Native Yeast (also known a “wild” or “ambient” yeast) are naturally occurring and can be found on both the berries and in the cellar. Fermenting with native yeast is riskier than using cultured yeasts but we think it’s worth it for the added complexity they bring to the wine’s aromas and flavors.
Another technique we sometimes employ is whole cluster fermentation, choosing not to de-stem the fruit at crush. It, too, is a bit of a gamble. When it works it provides an aromatic lift along with secondary aromas of white pepper, tobacco and earth. When it doesn’t, you get vegetative flavors. For our Pinot Noirs and our Syrah, we include a small percentage of whole clusters because the stems have compounds you don’t find in the fruit and seeds. And they can make all the difference.
Great wines don’t make themselves; they must be raised with care. This is the concept of élevage – of impelling non-fruit flavors and inducing wine to age gracefully. Oxygen plays a key role in this. As do barrels, which slowly expose wine to small amounts of oxygen.
We are very particular about the barrels we use – the cooperage, the amount of “toast” they receive, and of course, how long the wine stays in them.
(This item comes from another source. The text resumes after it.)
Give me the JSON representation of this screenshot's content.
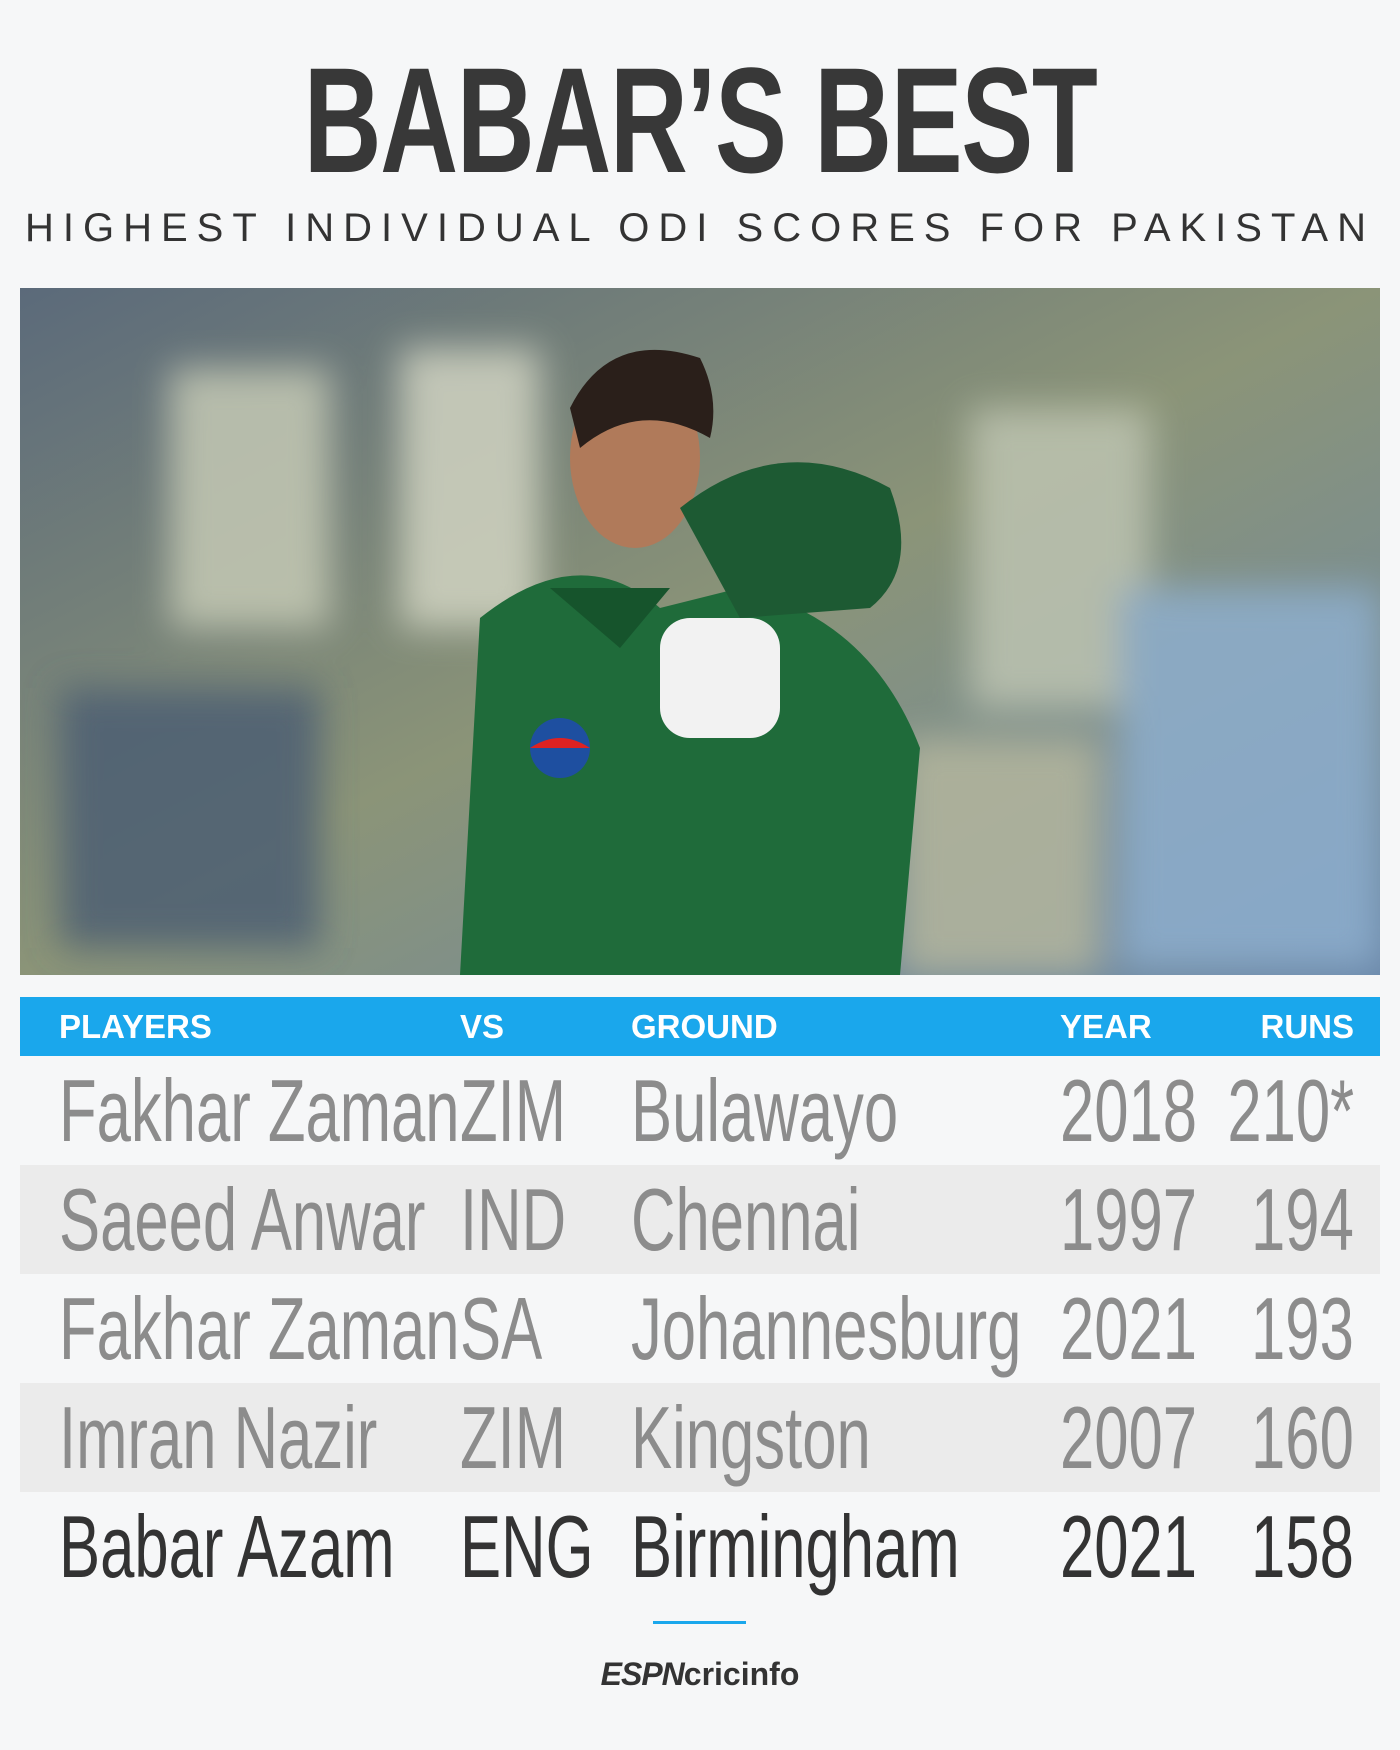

All of these things contribute to how much flavor is imparted. The telltale aromas of oak – vanilla, spice, clove, caramel – are desirable but only in moderation. Our aim is to court the effect of oak, not its flavor.
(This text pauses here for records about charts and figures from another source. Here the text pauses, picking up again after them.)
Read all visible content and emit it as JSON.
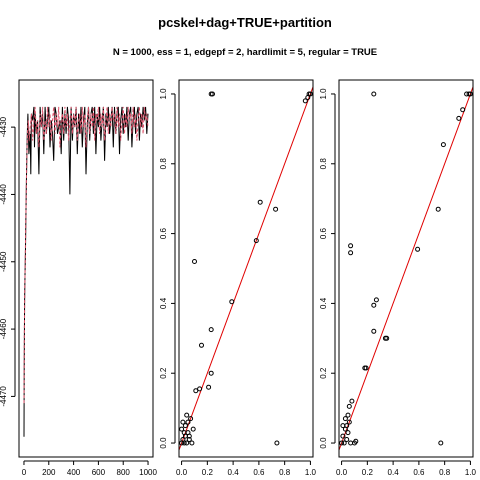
{
  "figure": {
    "title": "pcskel+dag+TRUE+partition",
    "subtitle": "N = 1000, ess = 1, edgepf = 2, hardlimit = 5, regular = TRUE"
  },
  "colors": {
    "trace1": "#000000",
    "trace2": "#df536b",
    "diagonal": "#ff0000",
    "points": "#000000"
  },
  "chart_data": [
    {
      "type": "line",
      "title": "",
      "xlabel": "",
      "ylabel": "",
      "xlim": [
        -40,
        1040
      ],
      "ylim": [
        -4479,
        -4423
      ],
      "x_ticks": [
        0,
        200,
        400,
        600,
        800,
        1000
      ],
      "x_tick_labels": [
        "0",
        "200",
        "400",
        "600",
        "800",
        "1000"
      ],
      "y_ticks": [
        -4470,
        -4460,
        -4450,
        -4440,
        -4430
      ],
      "y_tick_labels": [
        "-4470",
        "-4460",
        "-4450",
        "-4440",
        "-4430"
      ],
      "series": [
        {
          "style": "solid",
          "color": "#000000",
          "x": [
            0,
            2,
            5,
            8,
            12,
            18,
            25,
            32,
            40,
            50,
            55,
            60,
            70,
            80,
            85,
            90,
            100,
            110,
            120,
            130,
            140,
            150,
            160,
            170,
            180,
            190,
            200,
            210,
            220,
            230,
            240,
            250,
            260,
            270,
            280,
            290,
            300,
            310,
            320,
            330,
            340,
            350,
            360,
            370,
            380,
            390,
            400,
            410,
            420,
            430,
            440,
            450,
            460,
            470,
            480,
            490,
            500,
            510,
            520,
            530,
            540,
            550,
            560,
            570,
            580,
            590,
            600,
            610,
            620,
            630,
            640,
            650,
            660,
            670,
            680,
            690,
            700,
            710,
            720,
            730,
            740,
            750,
            760,
            770,
            780,
            790,
            800,
            810,
            820,
            830,
            840,
            850,
            860,
            870,
            880,
            890,
            900,
            910,
            920,
            930,
            940,
            950,
            960,
            970,
            980,
            990,
            1000
          ],
          "y": [
            -4476,
            -4466,
            -4456,
            -4452,
            -4448,
            -4440,
            -4432,
            -4428,
            -4434,
            -4431,
            -4437,
            -4428,
            -4429,
            -4427,
            -4433,
            -4428,
            -4431,
            -4429,
            -4437,
            -4427,
            -4430,
            -4428,
            -4434,
            -4427,
            -4431,
            -4429,
            -4427,
            -4433,
            -4429,
            -4431,
            -4435,
            -4427,
            -4428,
            -4431,
            -4430,
            -4429,
            -4434,
            -4427,
            -4432,
            -4428,
            -4431,
            -4427,
            -4429,
            -4440,
            -4427,
            -4432,
            -4428,
            -4430,
            -4427,
            -4434,
            -4428,
            -4431,
            -4427,
            -4433,
            -4429,
            -4427,
            -4437,
            -4430,
            -4427,
            -4432,
            -4428,
            -4427,
            -4431,
            -4427,
            -4434,
            -4428,
            -4430,
            -4427,
            -4432,
            -4429,
            -4427,
            -4435,
            -4428,
            -4430,
            -4427,
            -4431,
            -4429,
            -4427,
            -4433,
            -4427,
            -4431,
            -4428,
            -4427,
            -4434,
            -4429,
            -4427,
            -4431,
            -4428,
            -4430,
            -4427,
            -4432,
            -4428,
            -4427,
            -4433,
            -4429,
            -4427,
            -4431,
            -4428,
            -4427,
            -4432,
            -4428,
            -4430,
            -4427,
            -4429,
            -4427,
            -4431,
            -4428
          ]
        },
        {
          "style": "dashed",
          "color": "#df536b",
          "x": [
            0,
            3,
            6,
            10,
            15,
            20,
            28,
            35,
            42,
            50,
            60,
            70,
            80,
            90,
            100,
            110,
            120,
            130,
            140,
            150,
            160,
            170,
            180,
            190,
            200,
            210,
            220,
            230,
            240,
            250,
            260,
            270,
            280,
            290,
            300,
            310,
            320,
            330,
            340,
            350,
            360,
            370,
            380,
            390,
            400,
            410,
            420,
            430,
            440,
            450,
            460,
            470,
            480,
            490,
            500,
            510,
            520,
            530,
            540,
            550,
            560,
            570,
            580,
            590,
            600,
            610,
            620,
            630,
            640,
            650,
            660,
            670,
            680,
            690,
            700,
            710,
            720,
            730,
            740,
            750,
            760,
            770,
            780,
            790,
            800,
            810,
            820,
            830,
            840,
            850,
            860,
            870,
            880,
            890,
            900,
            910,
            920,
            930,
            940,
            950,
            960,
            970,
            980,
            990,
            1000
          ],
          "y": [
            -4471,
            -4462,
            -4455,
            -4450,
            -4444,
            -4438,
            -4431,
            -4429,
            -4432,
            -4430,
            -4428,
            -4432,
            -4429,
            -4427,
            -4431,
            -4429,
            -4433,
            -4428,
            -4430,
            -4427,
            -4432,
            -4429,
            -4431,
            -4427,
            -4430,
            -4428,
            -4432,
            -4429,
            -4427,
            -4431,
            -4428,
            -4430,
            -4427,
            -4433,
            -4429,
            -4428,
            -4431,
            -4427,
            -4430,
            -4428,
            -4432,
            -4429,
            -4427,
            -4431,
            -4428,
            -4430,
            -4427,
            -4432,
            -4429,
            -4428,
            -4431,
            -4427,
            -4430,
            -4428,
            -4433,
            -4429,
            -4427,
            -4431,
            -4428,
            -4430,
            -4427,
            -4432,
            -4428,
            -4429,
            -4427,
            -4431,
            -4428,
            -4430,
            -4427,
            -4432,
            -4429,
            -4427,
            -4431,
            -4428,
            -4430,
            -4427,
            -4429,
            -4428,
            -4431,
            -4427,
            -4430,
            -4428,
            -4432,
            -4429,
            -4427,
            -4431,
            -4428,
            -4430,
            -4427,
            -4429,
            -4428,
            -4431,
            -4427,
            -4430,
            -4428,
            -4432,
            -4429,
            -4427,
            -4430,
            -4428,
            -4431,
            -4427,
            -4429,
            -4428,
            -4430
          ]
        }
      ]
    },
    {
      "type": "scatter",
      "title": "",
      "xlabel": "",
      "ylabel": "",
      "xlim": [
        -0.02,
        1.02
      ],
      "ylim": [
        -0.04,
        1.04
      ],
      "x_ticks": [
        0.0,
        0.2,
        0.4,
        0.6,
        0.8,
        1.0
      ],
      "x_tick_labels": [
        "0.0",
        "0.2",
        "0.4",
        "0.6",
        "0.8",
        "1.0"
      ],
      "y_ticks": [
        0.0,
        0.2,
        0.4,
        0.6,
        0.8,
        1.0
      ],
      "y_tick_labels": [
        "0.0",
        "0.2",
        "0.4",
        "0.6",
        "0.8",
        "1.0"
      ],
      "reference_line": "y = x",
      "points": [
        [
          0.0,
          0.0
        ],
        [
          0.01,
          0.01
        ],
        [
          0.02,
          0.0
        ],
        [
          0.03,
          0.02
        ],
        [
          0.04,
          0.0
        ],
        [
          0.05,
          0.03
        ],
        [
          0.06,
          0.01
        ],
        [
          0.02,
          0.03
        ],
        [
          0.03,
          0.05
        ],
        [
          0.05,
          0.06
        ],
        [
          0.07,
          0.07
        ],
        [
          0.04,
          0.08
        ],
        [
          0.06,
          0.02
        ],
        [
          0.08,
          0.0
        ],
        [
          0.0,
          0.04
        ],
        [
          0.01,
          0.06
        ],
        [
          0.09,
          0.04
        ],
        [
          0.11,
          0.15
        ],
        [
          0.14,
          0.155
        ],
        [
          0.155,
          0.28
        ],
        [
          0.21,
          0.16
        ],
        [
          0.23,
          0.2
        ],
        [
          0.23,
          0.325
        ],
        [
          0.24,
          1.0
        ],
        [
          0.23,
          1.0
        ],
        [
          0.1,
          0.52
        ],
        [
          0.39,
          0.405
        ],
        [
          0.58,
          0.58
        ],
        [
          0.61,
          0.69
        ],
        [
          0.73,
          0.67
        ],
        [
          0.74,
          0.0
        ],
        [
          0.96,
          0.98
        ],
        [
          0.98,
          0.99
        ],
        [
          0.99,
          1.0
        ],
        [
          1.0,
          1.0
        ]
      ]
    },
    {
      "type": "scatter",
      "title": "",
      "xlabel": "",
      "ylabel": "",
      "xlim": [
        -0.02,
        1.02
      ],
      "ylim": [
        -0.04,
        1.04
      ],
      "x_ticks": [
        0.0,
        0.2,
        0.4,
        0.6,
        0.8,
        1.0
      ],
      "x_tick_labels": [
        "0.0",
        "0.2",
        "0.4",
        "0.6",
        "0.8",
        "1.0"
      ],
      "y_ticks": [
        0.0,
        0.2,
        0.4,
        0.6,
        0.8,
        1.0
      ],
      "y_tick_labels": [
        "0.0",
        "0.2",
        "0.4",
        "0.6",
        "0.8",
        "1.0"
      ],
      "reference_line": "y = x",
      "points": [
        [
          0.0,
          0.0
        ],
        [
          0.01,
          0.02
        ],
        [
          0.02,
          0.0
        ],
        [
          0.03,
          0.04
        ],
        [
          0.04,
          0.01
        ],
        [
          0.05,
          0.03
        ],
        [
          0.01,
          0.05
        ],
        [
          0.06,
          0.06
        ],
        [
          0.03,
          0.07
        ],
        [
          0.05,
          0.08
        ],
        [
          0.07,
          0.0
        ],
        [
          0.06,
          0.105
        ],
        [
          0.08,
          0.12
        ],
        [
          0.1,
          0.0
        ],
        [
          0.11,
          0.005
        ],
        [
          0.04,
          0.05
        ],
        [
          0.18,
          0.215
        ],
        [
          0.19,
          0.215
        ],
        [
          0.25,
          0.32
        ],
        [
          0.25,
          0.395
        ],
        [
          0.27,
          0.41
        ],
        [
          0.34,
          0.3
        ],
        [
          0.35,
          0.3
        ],
        [
          0.25,
          1.0
        ],
        [
          0.07,
          0.545
        ],
        [
          0.07,
          0.565
        ],
        [
          0.59,
          0.555
        ],
        [
          0.75,
          0.67
        ],
        [
          0.77,
          0.0
        ],
        [
          0.79,
          0.855
        ],
        [
          0.91,
          0.93
        ],
        [
          0.94,
          0.955
        ],
        [
          0.97,
          1.0
        ],
        [
          0.99,
          1.0
        ],
        [
          1.0,
          1.0
        ]
      ]
    }
  ]
}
Growing grapes and making wine present the vintner with endless variables. There is always something you can do differently, always the potential for a different outcome and hopefully, a better wine. We are very deliberate in how we learn about the vineyards we source from and how to make wines that best express them. And so we experiment. Here’s how that plays out.
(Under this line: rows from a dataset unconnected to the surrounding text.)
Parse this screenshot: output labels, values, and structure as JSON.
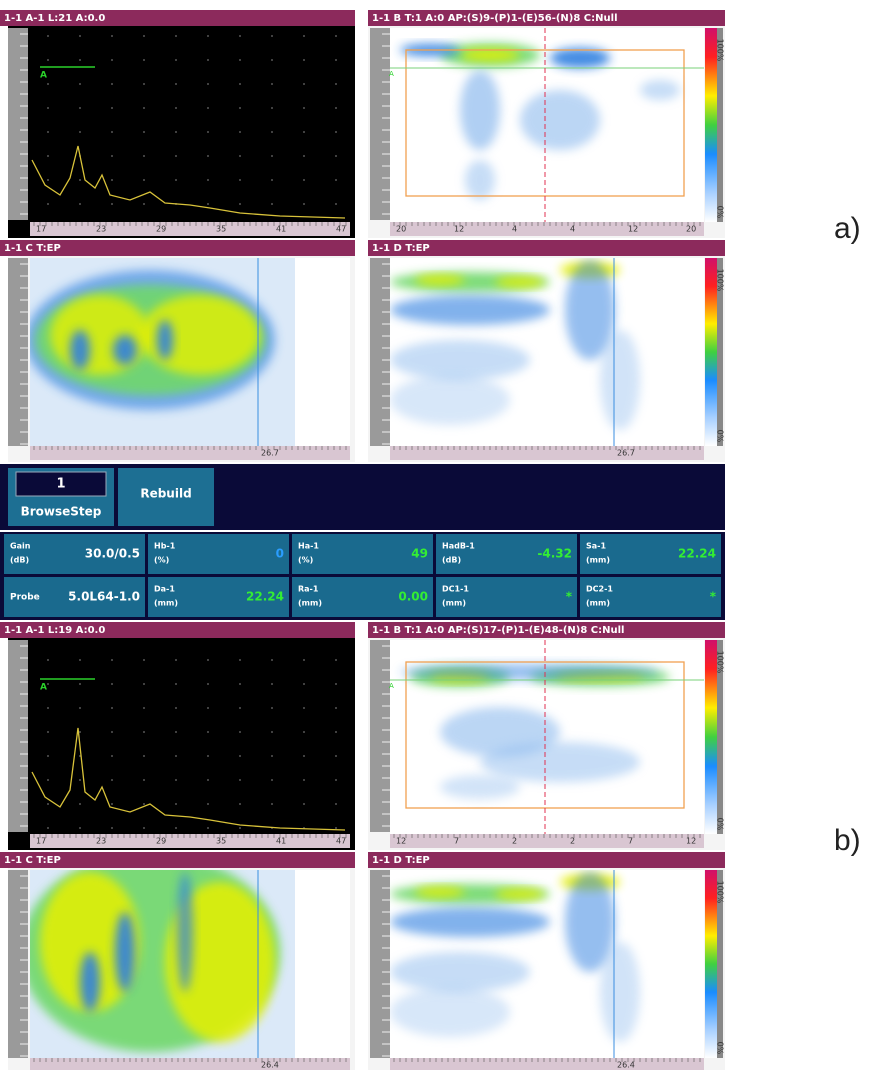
{
  "panel_sets": [
    {
      "label": "a)",
      "a_scan": {
        "header": "1-1 A-1   L:21 A:0.0",
        "gate": "A",
        "ticks": [
          "17",
          "23",
          "29",
          "35",
          "41",
          "47"
        ]
      },
      "b_scan": {
        "header": "1-1 B   T:1 A:0 AP:(S)9-(P)1-(E)56-(N)8 C:Null",
        "gate": "A",
        "ticks": [
          "20",
          "12",
          "4",
          "4",
          "12",
          "20"
        ]
      },
      "c_scan": {
        "header": "1-1 C   T:EP",
        "cursor": "26.7"
      },
      "d_scan": {
        "header": "1-1 D   T:EP",
        "cursor": "26.7"
      }
    },
    {
      "label": "b)",
      "a_scan": {
        "header": "1-1 A-1   L:19 A:0.0",
        "gate": "A",
        "ticks": [
          "17",
          "23",
          "29",
          "35",
          "41",
          "47"
        ]
      },
      "b_scan": {
        "header": "1-1 B   T:1 A:0 AP:(S)17-(P)1-(E)48-(N)8 C:Null",
        "gate": "A",
        "ticks": [
          "12",
          "7",
          "2",
          "2",
          "7",
          "12"
        ]
      },
      "c_scan": {
        "header": "1-1 C   T:EP",
        "cursor": "26.4"
      },
      "d_scan": {
        "header": "1-1 D   T:EP",
        "cursor": "26.4"
      }
    }
  ],
  "colorbar": {
    "max": "100%",
    "min": "0%"
  },
  "controls": {
    "step": "1",
    "step_label": "BrowseStep",
    "rebuild": "Rebuild"
  },
  "params": [
    [
      {
        "name": "Gain",
        "unit": "(dB)",
        "value": "30.0/0.5",
        "color": "#ffffff"
      },
      {
        "name": "Hb-1",
        "unit": "(%)",
        "value": "0",
        "color": "#2a9dff"
      },
      {
        "name": "Ha-1",
        "unit": "(%)",
        "value": "49",
        "color": "#33ee33"
      },
      {
        "name": "HadB-1",
        "unit": "(dB)",
        "value": "-4.32",
        "color": "#33ee33"
      },
      {
        "name": "Sa-1",
        "unit": "(mm)",
        "value": "22.24",
        "color": "#33ee33"
      }
    ],
    [
      {
        "name": "Probe",
        "value": "5.0L64-1.0",
        "color": "#ffffff"
      },
      {
        "name": "Da-1",
        "unit": "(mm)",
        "value": "22.24",
        "color": "#33ee33"
      },
      {
        "name": "Ra-1",
        "unit": "(mm)",
        "value": "0.00",
        "color": "#33ee33"
      },
      {
        "name": "DC1-1",
        "unit": "(mm)",
        "value": "*",
        "color": "#33ee33"
      },
      {
        "name": "DC2-1",
        "unit": "(mm)",
        "value": "*",
        "color": "#33ee33"
      }
    ]
  ]
}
Including stems during fermentation is not an either/or proposition. It’s a matter of degree. While the goal is to make a more complex wine, adding more stems does not always correlate. Sometimes less is more. It depends on how ripe the stems are at harvest (yes, stems ripen too, not just berries). Ripe stems add savory flavors and can lengthen a wine’s structure. Underripe ones impart vegetal flavors and can leave a bitter aftertaste.
So what’s the optimal percentage of stems? For some, 40 percent is excessive; for others, less than 30 percent is insignificant. In short: it depends. Which is why we’re always experimenting, always seeking the right balance of savory and sweet with our Pinot Noirs and Syrah.
Nearly every wine is a blend of some sort. Some might be a blend of different barrels, each with its own level of toast. Others of different vineyards or appellations, each with its own terroir. Still others might be a blend of different varieties, each with its own flavor profile. While we are always experimenting with different barrels (our “spice rack” so to speak), it’s varietal blending that we’ve been exploring lately.
In 2017, our first and only harvest from Cavedale Vineyard, we had a few tons of gorgeous Cabernet and Merlot, and no firm plan what we would do with it. So we experimented. We went through dozens of blends–some earthy, some fruity, some lean, some plush, some with a dash of Cabernet Franc.
From this exercise, one blend that we liked immensely, we donated to the Sonoma County Barrel Auction. It was very well received. But we didn’t rest. We kept tasting through the barrels, fiddling with the percentages until we arrived at another blend we liked even more. So we bottled it as Sosie Red Blend, our first, and plan to release it sometime in 2020.
What did we learn from all this? For one thing, we learned about the law of diminishing returns; we learned when to stop. More importantly, we learned to trust our palate.
There are perhaps a half dozen ways to make sparkling wine. We are traditionalists so we default to méthode champenoise, where the transformation from a still to a sparkling wine occurs entirely inside the bottle. But that doesn’t mean we don’t experiment. We are obsessive when it comes to dosage.
Dosage is a simple corrective measure — a mix of wine and sugar — used to either balance a too-acidic wine or to actually impart some level of sweetness. Depending on the amount of dosage added, sparkling wines can exist on a spectrum of sweet to dry: doux, demi-sec, sec, extra dry, brut, brut nature. A single gram of residual sugar — added or taken away — makes all the difference. It’s hard work but someone’s gotta do it.